Although a responsible, thriving market, based on free but regulated trade, can complement a functioning and prosperous society, it is wrong to submit to an ideological belief in its innate benefits. If the conservatism which Cameron’s Conservatives articulate is doubtful that the free market offers a panacea, and insists that its rules should not represent an absolute, intractable doctrine, then it is grounded in a classic tradition of conservative scepticism.


john problem said...

What courage Cameron will need to accept the poisoned chalice that will be his in 2010. It really is going to be the world's worst job - reversing all the idiosyncratic things our leaders have done over the last decade. It will age him. The media will have its own opinion on every step of the way. We shall slip down the world leagues even further, no matter what is done. The descent into bananadom is unstoppable, alas.

Seymour Major said...

I hope you dont regard me as a "free market fundementalist" after you read this comment. Tax policy is always a balancing exercise. We want to get down the national debt but we dont want a brain drain either.

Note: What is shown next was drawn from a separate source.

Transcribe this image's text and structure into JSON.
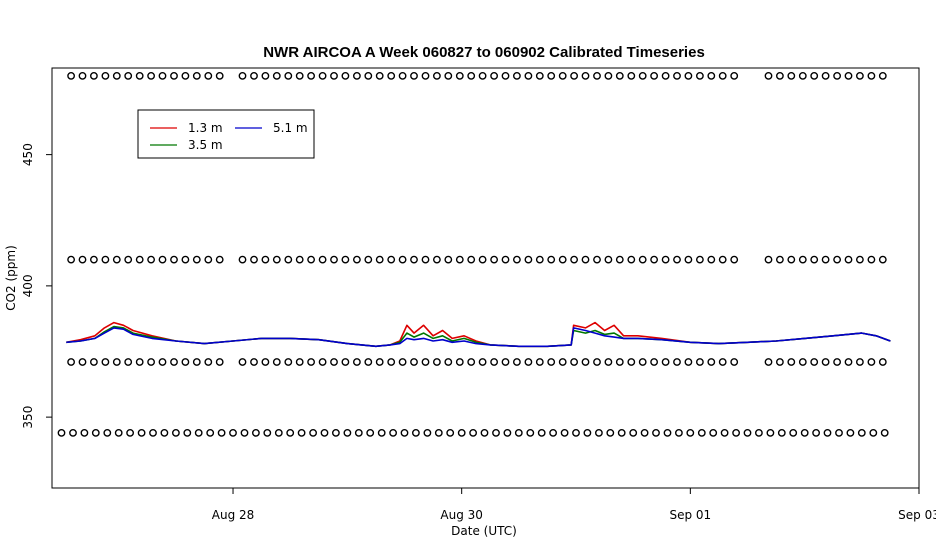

The top earners in the Country can put up with a few years of hardship but tax policy must not undermine the kind of investment which is needed to generate economic growth.

When Margaret Thatcher came to power, the top rate was 83%. It was not immediately brought down to 40%. What Cameron needs to do is to keep telling the people that the tax rate will be down to 40% eventually and then execute that promise before the end of the Conservative first term.

Chekov said...

Seymour - I certainly wouldn't wish to imply that 45p tax is the acid test for free market fundamentalism. I'm talking about a broader trend within the party which seeks to assert free trade ideology in every circumstance. There is an argument to be made for dropping 45p tax, as I've intimated. I actually acknowledge that it may be possible to remove it at some point in the future.